Annuler l'augmentation de 2% pour 2014-2015 - la dernière année de la présente convention - et éliminer la progression dans les échelons salariaux cette année rapporteraient environ un milliard de dollars, selon les deux économistes. Une telle mesure implique de renégocier ou, en cas d'échec, de renier les conventions actuelles. Dans des entrevues, le ministre des Finances, Carlos Leitao, a déclaré qu'il entendait respecter les conventions signées, ce qui n'exclut pas de renégocier les termes de la dernière année.

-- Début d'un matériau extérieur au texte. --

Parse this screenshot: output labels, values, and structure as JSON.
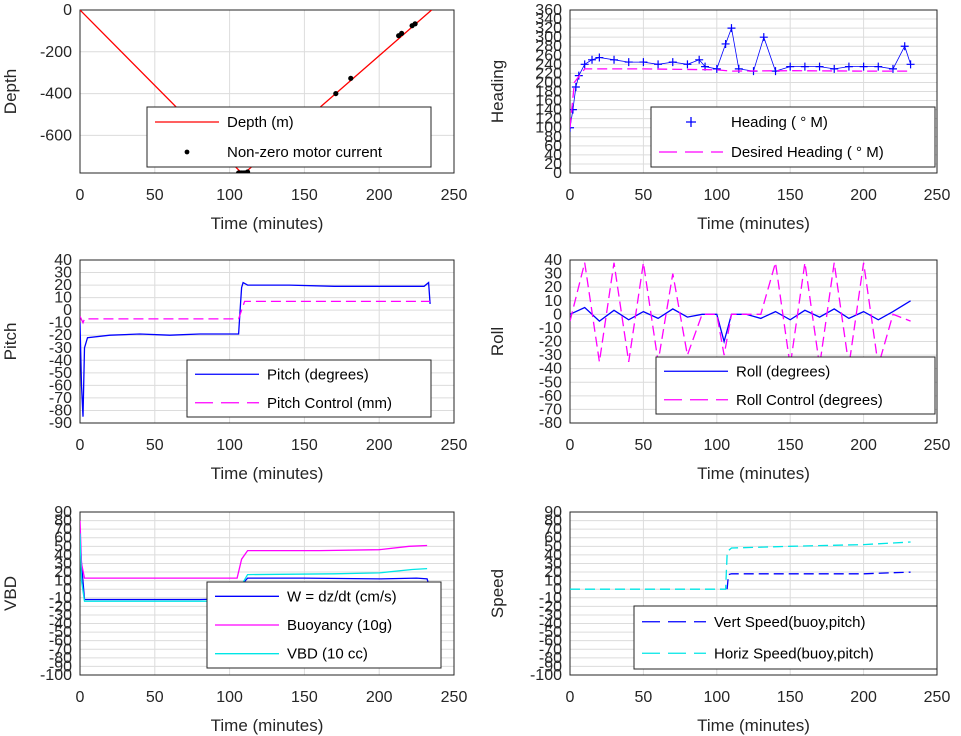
{
  "chart_data": [
    {
      "id": "depth",
      "type": "line",
      "xlabel": "Time (minutes)",
      "ylabel": "Depth",
      "xlim": [
        0,
        250
      ],
      "ylim": [
        -780,
        0
      ],
      "xticks": [
        "0",
        "50",
        "100",
        "150",
        "200",
        "250"
      ],
      "yticks": [
        "0",
        "-200",
        "-400",
        "-600"
      ],
      "legend": "bottom-right",
      "series": [
        {
          "name": "Depth (m)",
          "style": "line",
          "color": "#ff0000",
          "x": [
            0,
            108,
            110,
            235
          ],
          "y": [
            0,
            -780,
            -780,
            0
          ]
        },
        {
          "name": "Non-zero motor current",
          "style": "dots",
          "color": "#000000",
          "x": [
            106,
            107,
            108,
            109,
            110,
            111,
            112,
            171,
            181,
            213,
            215,
            222,
            224
          ],
          "y": [
            -780,
            -780,
            -780,
            -780,
            -780,
            -780,
            -775,
            -400,
            -327,
            -123,
            -112,
            -75,
            -66
          ]
        }
      ]
    },
    {
      "id": "heading",
      "type": "line",
      "xlabel": "Time (minutes)",
      "ylabel": "Heading",
      "xlim": [
        0,
        250
      ],
      "ylim": [
        0,
        360
      ],
      "xticks": [
        "0",
        "50",
        "100",
        "150",
        "200",
        "250"
      ],
      "yticks": [
        "0",
        "20",
        "40",
        "60",
        "80",
        "100",
        "120",
        "140",
        "160",
        "180",
        "200",
        "220",
        "240",
        "260",
        "280",
        "300",
        "320",
        "340",
        "360"
      ],
      "legend": "bottom-right",
      "series": [
        {
          "name": "Heading ( ° M)",
          "style": "plus",
          "color": "#0000ff",
          "x": [
            0,
            2,
            4,
            6,
            10,
            15,
            20,
            30,
            40,
            50,
            60,
            70,
            80,
            88,
            92,
            100,
            106,
            110,
            115,
            125,
            132,
            140,
            150,
            160,
            170,
            180,
            190,
            200,
            210,
            220,
            228,
            232
          ],
          "y": [
            100,
            140,
            190,
            215,
            240,
            250,
            255,
            250,
            245,
            245,
            240,
            245,
            240,
            250,
            235,
            230,
            285,
            320,
            230,
            225,
            300,
            225,
            235,
            235,
            235,
            230,
            235,
            235,
            235,
            230,
            280,
            240
          ]
        },
        {
          "name": "Desired Heading ( ° M)",
          "style": "dash",
          "color": "#ff00ff",
          "x": [
            0,
            3,
            10,
            50,
            100,
            110,
            150,
            200,
            233
          ],
          "y": [
            100,
            200,
            230,
            230,
            228,
            225,
            226,
            225,
            225
          ]
        }
      ]
    },
    {
      "id": "pitch",
      "type": "line",
      "xlabel": "Time (minutes)",
      "ylabel": "Pitch",
      "xlim": [
        0,
        250
      ],
      "ylim": [
        -90,
        40
      ],
      "xticks": [
        "0",
        "50",
        "100",
        "150",
        "200",
        "250"
      ],
      "yticks": [
        "-90",
        "-80",
        "-70",
        "-60",
        "-50",
        "-40",
        "-30",
        "-20",
        "-10",
        "0",
        "10",
        "20",
        "30",
        "40"
      ],
      "legend": "bottom-right",
      "series": [
        {
          "name": "Pitch (degrees)",
          "style": "line",
          "color": "#0000ff",
          "x": [
            0,
            1,
            2,
            3,
            5,
            20,
            40,
            60,
            80,
            100,
            106,
            107,
            108,
            109,
            112,
            140,
            170,
            200,
            230,
            233,
            234
          ],
          "y": [
            -10,
            -60,
            -85,
            -30,
            -22,
            -20,
            -19,
            -20,
            -19,
            -19,
            -19,
            0,
            18,
            22,
            20,
            20,
            19,
            19,
            19,
            22,
            5
          ]
        },
        {
          "name": "Pitch Control (mm)",
          "style": "dash",
          "color": "#ff00ff",
          "x": [
            0,
            2,
            3,
            50,
            106,
            108,
            110,
            150,
            200,
            234
          ],
          "y": [
            -5,
            -10,
            -7,
            -7,
            -7,
            0,
            7,
            7,
            7,
            7
          ]
        }
      ]
    },
    {
      "id": "roll",
      "type": "line",
      "xlabel": "Time (minutes)",
      "ylabel": "Roll",
      "xlim": [
        0,
        250
      ],
      "ylim": [
        -80,
        40
      ],
      "xticks": [
        "0",
        "50",
        "100",
        "150",
        "200",
        "250"
      ],
      "yticks": [
        "-80",
        "-70",
        "-60",
        "-50",
        "-40",
        "-30",
        "-20",
        "-10",
        "0",
        "10",
        "20",
        "30",
        "40"
      ],
      "legend": "bottom-right",
      "series": [
        {
          "name": "Roll (degrees)",
          "style": "line",
          "color": "#0000ff",
          "x": [
            0,
            10,
            20,
            30,
            40,
            50,
            60,
            70,
            80,
            90,
            100,
            105,
            110,
            120,
            130,
            140,
            150,
            160,
            170,
            180,
            190,
            200,
            210,
            220,
            232
          ],
          "y": [
            0,
            5,
            -5,
            3,
            -4,
            2,
            -3,
            4,
            -2,
            0,
            0,
            -20,
            0,
            0,
            -3,
            2,
            -4,
            3,
            -2,
            4,
            -3,
            2,
            -4,
            2,
            10
          ]
        },
        {
          "name": "Roll Control (degrees)",
          "style": "dash",
          "color": "#ff00ff",
          "x": [
            0,
            10,
            20,
            30,
            40,
            50,
            60,
            70,
            80,
            90,
            100,
            105,
            110,
            120,
            130,
            140,
            150,
            160,
            170,
            180,
            190,
            200,
            210,
            220,
            232
          ],
          "y": [
            -5,
            38,
            -35,
            38,
            -35,
            38,
            -35,
            30,
            -30,
            0,
            0,
            -30,
            0,
            0,
            0,
            38,
            -38,
            38,
            -38,
            38,
            -38,
            38,
            -38,
            0,
            -5
          ]
        }
      ]
    },
    {
      "id": "vbd",
      "type": "line",
      "xlabel": "Time (minutes)",
      "ylabel": "VBD",
      "xlim": [
        0,
        250
      ],
      "ylim": [
        -100,
        90
      ],
      "xticks": [
        "0",
        "50",
        "100",
        "150",
        "200",
        "250"
      ],
      "yticks": [
        "-100",
        "-90",
        "-80",
        "-70",
        "-60",
        "-50",
        "-40",
        "-30",
        "-20",
        "-10",
        "0",
        "10",
        "20",
        "30",
        "40",
        "50",
        "60",
        "70",
        "80",
        "90"
      ],
      "legend": "bottom-right",
      "series": [
        {
          "name": "W = dz/dt (cm/s)",
          "style": "line",
          "color": "#0000ff",
          "x": [
            0,
            1,
            3,
            20,
            50,
            80,
            106,
            108,
            112,
            150,
            200,
            225,
            232,
            234
          ],
          "y": [
            60,
            30,
            -12,
            -12,
            -12,
            -12,
            -11,
            5,
            13,
            13,
            12,
            13,
            12,
            0
          ]
        },
        {
          "name": "Buoyancy (10g)",
          "style": "line",
          "color": "#ff00ff",
          "x": [
            0,
            1,
            3,
            50,
            105,
            108,
            112,
            160,
            200,
            220,
            232
          ],
          "y": [
            80,
            30,
            13,
            13,
            13,
            35,
            45,
            45,
            46,
            50,
            51
          ]
        },
        {
          "name": "VBD (10 cc)",
          "style": "line",
          "color": "#00e6e6",
          "x": [
            0,
            1,
            3,
            50,
            105,
            108,
            112,
            170,
            200,
            222,
            232
          ],
          "y": [
            65,
            10,
            -14,
            -14,
            -14,
            5,
            17,
            18,
            19,
            23,
            24
          ]
        }
      ]
    },
    {
      "id": "speed",
      "type": "line",
      "xlabel": "Time (minutes)",
      "ylabel": "Speed",
      "xlim": [
        0,
        250
      ],
      "ylim": [
        -100,
        90
      ],
      "xticks": [
        "0",
        "50",
        "100",
        "150",
        "200",
        "250"
      ],
      "yticks": [
        "-100",
        "-90",
        "-80",
        "-70",
        "-60",
        "-50",
        "-40",
        "-30",
        "-20",
        "-10",
        "0",
        "10",
        "20",
        "30",
        "40",
        "50",
        "60",
        "70",
        "80",
        "90"
      ],
      "legend": "bottom-right",
      "series": [
        {
          "name": "Vert Speed(buoy,pitch)",
          "style": "dash",
          "color": "#0000ff",
          "x": [
            107,
            108,
            110,
            150,
            200,
            232
          ],
          "y": [
            0,
            17,
            18,
            18,
            18,
            20
          ]
        },
        {
          "name": "Horiz Speed(buoy,pitch)",
          "style": "dash",
          "color": "#00e6e6",
          "x": [
            0,
            50,
            106,
            107,
            108,
            110,
            150,
            200,
            232
          ],
          "y": [
            0,
            0,
            0,
            40,
            45,
            48,
            50,
            52,
            55
          ]
        }
      ]
    }
  ]
}
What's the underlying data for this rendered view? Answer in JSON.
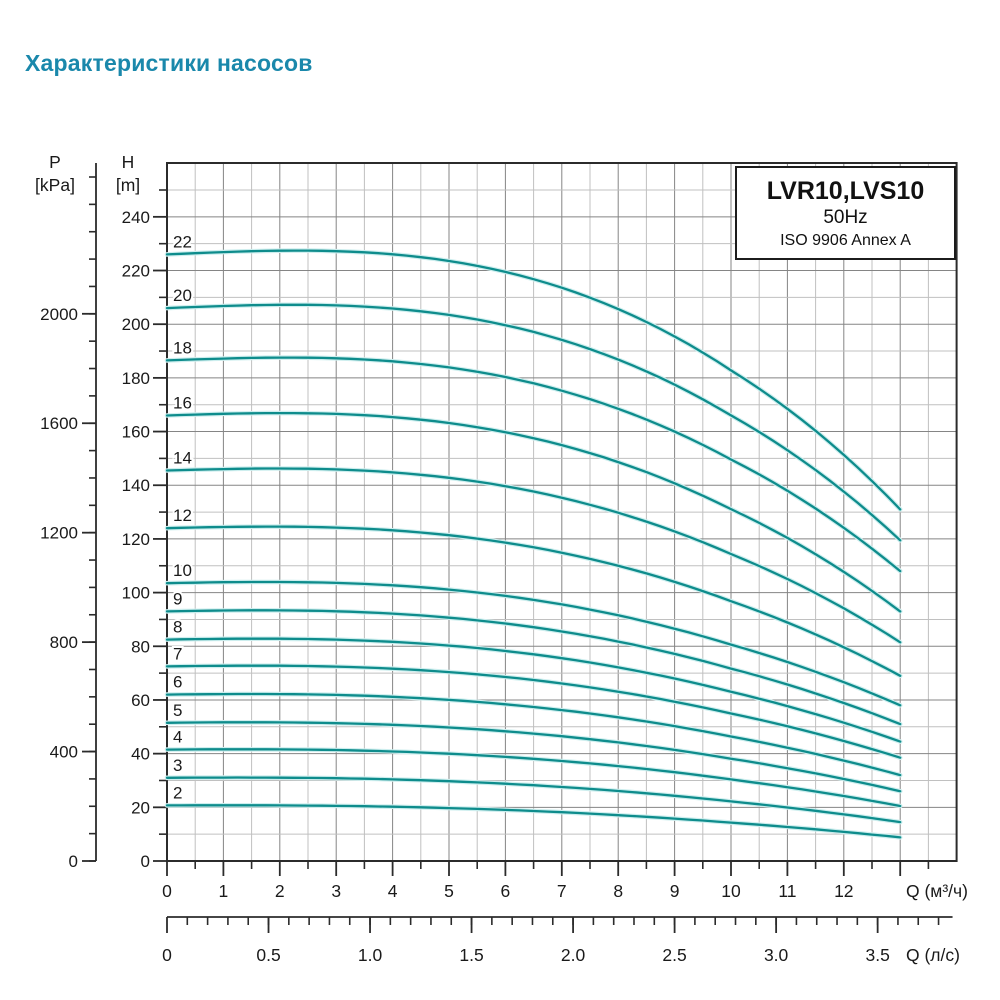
{
  "page": {
    "title": "Характеристики насосов"
  },
  "info_box": {
    "model": "LVR10,LVS10",
    "frequency": "50Hz",
    "standard": "ISO 9906 Annex A"
  },
  "colors": {
    "title": "#1a88ab",
    "curve": "#0e8c8c",
    "curve_halo": "#cdeeee",
    "grid_minor": "#c0c0c0",
    "grid_major": "#858585",
    "axis": "#2b2b2b",
    "text": "#1a1a1a"
  },
  "chart_data": {
    "type": "line",
    "title": "LVR10,LVS10 50Hz ISO 9906 Annex A",
    "xlabel": "Q (м³/ч)",
    "ylabel": "H [m]",
    "x_axis_primary": {
      "label": "Q (м³/ч)",
      "tick_labels": [
        0,
        1,
        2,
        3,
        4,
        5,
        6,
        7,
        8,
        9,
        10,
        11,
        12
      ],
      "minor_step": 0.5,
      "minor_max": 13.5,
      "major_max": 13,
      "axis_max": 14
    },
    "x_axis_secondary": {
      "label": "Q (л/с)",
      "tick_labels": [
        "0",
        "0.5",
        "1.0",
        "1.5",
        "2.0",
        "2.5",
        "3.0",
        "3.5"
      ],
      "tick_values": [
        0,
        0.5,
        1.0,
        1.5,
        2.0,
        2.5,
        3.0,
        3.5
      ],
      "minor_step": 0.1,
      "minor_max": 3.8,
      "m3h_per_ls": 3.6
    },
    "y_axis_h": {
      "title": "H",
      "unit": "[m]",
      "tick_labels": [
        240,
        220,
        200,
        180,
        160,
        140,
        120,
        100,
        80,
        60,
        40,
        20,
        0
      ],
      "minor_step": 10,
      "minor_max": 250,
      "plot_max": 260
    },
    "y_axis_p": {
      "title": "P",
      "unit": "[kPa]",
      "tick_labels": [
        2000,
        1600,
        1200,
        800,
        400,
        0
      ],
      "major_step": 400,
      "minor_step": 100,
      "minor_max": 2500,
      "kpa_per_m": 9.81
    },
    "q_end_m3h": 13,
    "series": [
      {
        "stages": "22",
        "h_start": 226,
        "h_end": 131
      },
      {
        "stages": "20",
        "h_start": 206,
        "h_end": 119.5
      },
      {
        "stages": "18",
        "h_start": 186.5,
        "h_end": 108
      },
      {
        "stages": "16",
        "h_start": 166,
        "h_end": 93
      },
      {
        "stages": "14",
        "h_start": 145.5,
        "h_end": 81.5
      },
      {
        "stages": "12",
        "h_start": 124,
        "h_end": 69
      },
      {
        "stages": "10",
        "h_start": 103.5,
        "h_end": 58
      },
      {
        "stages": "9",
        "h_start": 93,
        "h_end": 51
      },
      {
        "stages": "8",
        "h_start": 82.5,
        "h_end": 44.5
      },
      {
        "stages": "7",
        "h_start": 72.5,
        "h_end": 38.5
      },
      {
        "stages": "6",
        "h_start": 62,
        "h_end": 32
      },
      {
        "stages": "5",
        "h_start": 51.5,
        "h_end": 26
      },
      {
        "stages": "4",
        "h_start": 41.5,
        "h_end": 20.5
      },
      {
        "stages": "3",
        "h_start": 31,
        "h_end": 14.5
      },
      {
        "stages": "2",
        "h_start": 20.7,
        "h_end": 8.8
      }
    ]
  }
}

Jeudi dernier, Philippe Couillard semblait réfractaire au gel des salaires - à ne pas confondre avec un gel de la masse salariale -, soulignant qu'une telle solution peut avoir un impact négatif sur l'économie. La Presse révélait toutefois le 22 avril qu'un scénario de gel des salaires était dans les cartons au Trésor. Pour l'heure, le gouvernement Couillard s'est contenté d'annoncer un gel de l'embauche dans la fonction publique et parapublique.
Lors du dépôt de leur rapport, Luc Godbout et Claude Montmarquette ont souligné que les prochaines négociations seront déterminantes. Près de 60% des dépenses de programmes du gouvernement servent à payer les salaires des employés. Si le gouvernement veut freiner la croissance de ses dépenses, il doit inévitablement aborder l'enjeu de sa masse salariale, disaient-ils en substance.
Dans son dernier budget déposé avant le déclenchement des élections, le gouvernement Marois envoyait déjà un avertissement aux employés de l'État, une manoeuvre qui avait surpris les syndicats. «Pour la nouvelle entente, le gouvernement entend établir avec les employés de l'État une rémunération responsable», disait-il. «Il importe que l'offre de services publics respecte la capacité financière de l'État et de ses contribuables. Ainsi, le gouvernement souhaite négocier avec ses employés une entente juste et équitable pour toutes les parties. La croissance économique reprend graduellement. Ainsi, comme c'est le cas pour la présente convention collective des employés de l'État, les augmentations salariales pourraient être ajustables en fonction des résultats de l'économie, et donc des revenus de l'État.»
Le président du Conseil du trésor, Martin Coiteux, a décliné une demande d'entrevue de La Presse.